Herr Traublinger spricht hier nicht als Vertreter der CSU, sondern als Präsident der Handwerkskammer. Es ist sein gutes Recht, dass er als Lobbyist – ich sage dies nicht negativ – versucht, den Antrag seiner Handwerker voranzutreiben. Aber dies können Sie nicht der CSU in die Schuhe schieben.

(Dr. Hahnzog (SPD): Wir sind die Lobbyisten der Menschen!)

Auch den erhöhten Sozialhilfebezug hat Frau Köhler, die mir nicht zuhört, weil sie sich ihre Vorurteile nicht kaputtmachen will, angesprochen.

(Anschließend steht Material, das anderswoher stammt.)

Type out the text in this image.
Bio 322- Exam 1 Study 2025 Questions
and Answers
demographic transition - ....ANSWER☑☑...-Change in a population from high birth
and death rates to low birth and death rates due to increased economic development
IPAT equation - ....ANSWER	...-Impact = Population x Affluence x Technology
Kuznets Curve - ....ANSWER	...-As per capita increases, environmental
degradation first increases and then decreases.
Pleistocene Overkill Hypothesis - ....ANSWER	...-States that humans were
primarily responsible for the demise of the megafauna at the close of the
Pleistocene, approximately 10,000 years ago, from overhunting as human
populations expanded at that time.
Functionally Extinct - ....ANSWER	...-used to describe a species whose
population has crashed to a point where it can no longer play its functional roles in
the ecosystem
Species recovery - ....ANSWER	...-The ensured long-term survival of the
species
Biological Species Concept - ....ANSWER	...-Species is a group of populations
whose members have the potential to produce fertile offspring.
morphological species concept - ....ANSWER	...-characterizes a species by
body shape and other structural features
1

Der erhöhte Sozialhilfebe

zug stellt einen Anreiz dar, entweder zu uns überhaupt reinzukommen oder die Verfahrensdauer möglichst hinauszuziehen. Sie haben richtig angesprochen, dass erst nach 36 Monaten der volle Bezug nach dem Asylbewerberleistungsgesetz erfolgt. Aber dies ist auch ein Anreiz dafür, die Verfahren möglichst lange hinauszuzögern, um eben dann tatsächlich in den Genuss der erhöhten Sozialhilfeleistungen zu kommen.

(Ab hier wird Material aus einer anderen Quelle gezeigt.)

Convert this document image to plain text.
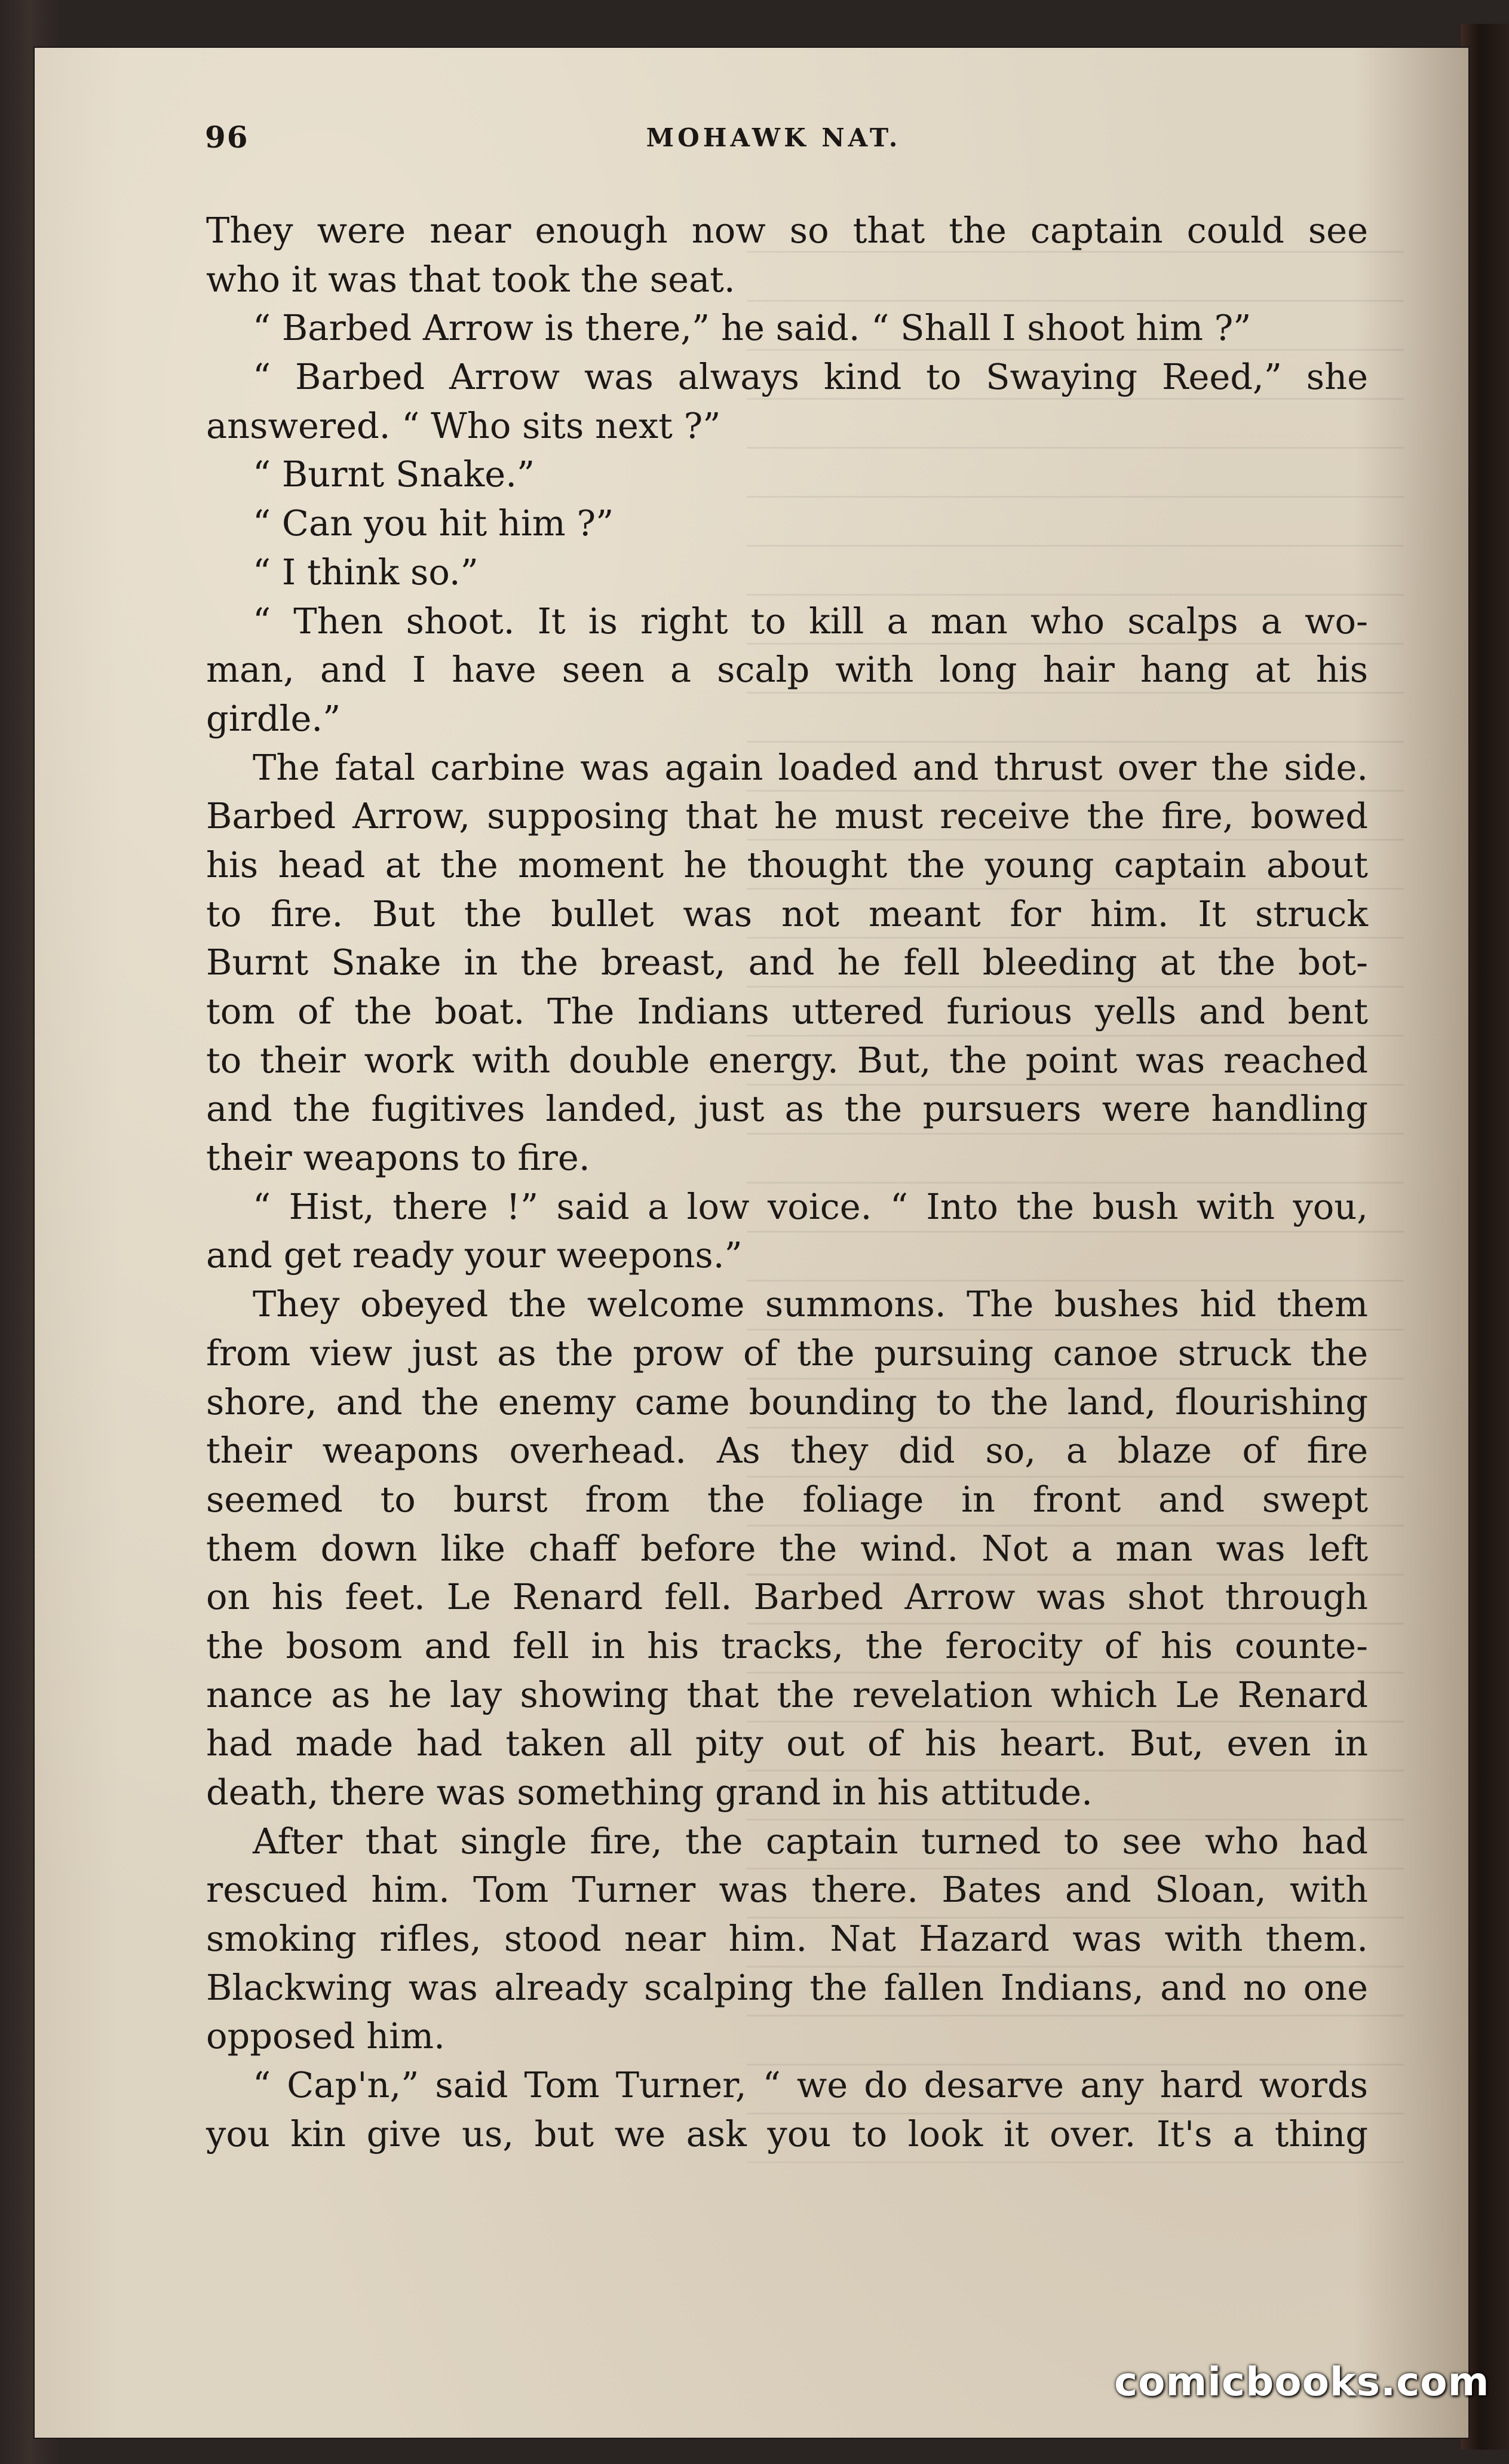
96	MOHAWK NAT.
They were near enough now so that the captain could see
who it was that took the seat.
“ Barbed Arrow is there,” he said. “ Shall I shoot him ?”
“ Barbed Arrow was always kind to Swaying Reed,” she
answered. “ Who sits next ?”
“ Burnt Snake.”
“ Can you hit him ?”
“ I think so.”
“ Then shoot. It is right to kill a man who scalps a wo-
man, and I have seen a scalp with long hair hang at his
girdle.”
The fatal carbine was again loaded and thrust over the side.
Barbed Arrow, supposing that he must receive the fire, bowed
his head at the moment he thought the young captain about
to fire. But the bullet was not meant for him. It struck
Burnt Snake in the breast, and he fell bleeding at the bot-
tom of the boat. The Indians uttered furious yells and bent
to their work with double energy. But, the point was reached
and the fugitives landed, just as the pursuers were handling
their weapons to fire.
“ Hist, there !” said a low voice. “ Into the bush with you,
and get ready your weepons.”
They obeyed the welcome summons. The bushes hid them
from view just as the prow of the pursuing canoe struck the
shore, and the enemy came bounding to the land, flourishing
their weapons overhead. As they did so, a blaze of fire
seemed to burst from the foliage in front and swept
them down like chaff before the wind. Not a man was left
on his feet. Le Renard fell. Barbed Arrow was shot through
the bosom and fell in his tracks, the ferocity of his counte-
nance as he lay showing that the revelation which Le Renard
had made had taken all pity out of his heart. But, even in
death, there was something grand in his attitude.
After that single fire, the captain turned to see who had
rescued him. Tom Turner was there. Bates and Sloan, with
smoking rifles, stood near him. Nat Hazard was with them.
Blackwing was already scalping the fallen Indians, and no one
opposed him.
“ Cap'n,” said Tom Turner, “ we do desarve any hard words
you kin give us, but we ask you to look it over. It's a thing
comicbooks.com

Eine Anmerkung zur Integrationsfähigkeit und -bereitschaft der Deutschen. Diese kann man nicht, wie Sie vielleicht wollten, durch Gesetz befehlen. Wenn Sie die hierzu veranstalteten Meinungsumfragen ernst nehmen, müssen Sie zu dem Ergebnis kommen, dass Sie hier auf dem falschen Dampfer fahren. Angesichts des hohen Ausländeranteils gerade in unseren Großstädten – wir haben in München bereits 22%, in Hamburg fast 19% und in Berlin fast 15% – gibt es in unserer Bevölkerung von uns als Politikern ernst zu nehmende Sorgen vor Überfremdung und vor dem Verlust der eigenen Identität. Dies zeigt die reservierte Haltung der einheimischen Bevölkerung gegenüber weiteren Zuwanderungen. Das Institut für Demoskopie Allensbach hat dazu im April eine Umfrage gemacht, wonach 77% der Befragten die Auffassung vertreten, mit der derzeitigen Zuwanderung sei die Grenze erreicht. Nur 11% der Befragten trauen Deutschland eine noch größere Aufnahmefähigkeit zu, dies ist etwas mehr als der prozentuale Anteil der GRÜNEN bei den Wahlen. Doch Sie müssen zur Kenntnis nehmen, ob Sie wollen oder nicht, dass der Rest der Bevölkerung Sorgen und Angst vor zunehmender Überfremdung hat. Eine Umfrage des Emnid-Instituts im Herbst brachte ein ähnliches Ergebnis. Danach halten 66% aller Befragten die Zuwanderung für zu stark und die Grenze der Belastbarkeit für Deutschland für überschritten. Bemerkenswert ist auch das Ergebnis der 13. Shell-Jugendstudie aus diesem Jahr, wonach 62% der jungen Deutschen die Meinung vertreten, in Deutschland lebten zu viele Ausländer.

Schließlich, um die Verwirrung vielleicht noch größer zu machen, der Versuch einer Definition der Leitkultur. Ich komme bei Veranstaltungen gut zurecht, wenn ich sage, Leitkultur ist für diejenigen, die bei uns auf Dauer oder auf lange Zeit leben wollen, die Hausordnung Deutschlands, an die Sie sich zu halten haben, wenn sie hier leben wollen. Wie Herr Kollege Dr. Merkl ausgeführt hat und in Übereinstimmung mit den Ausführungen von Prof. Tibi steht, ist eine Hausordnung das, was im Grundgesetz an Grundwerten und an Grundrechten verankert ist. Wenn wir uns auf eine solche Definition verständigen können, verstehen es, Herr Kollege Dr. Hahnzog, auch die Stammtische und ist es auch akzeptabel.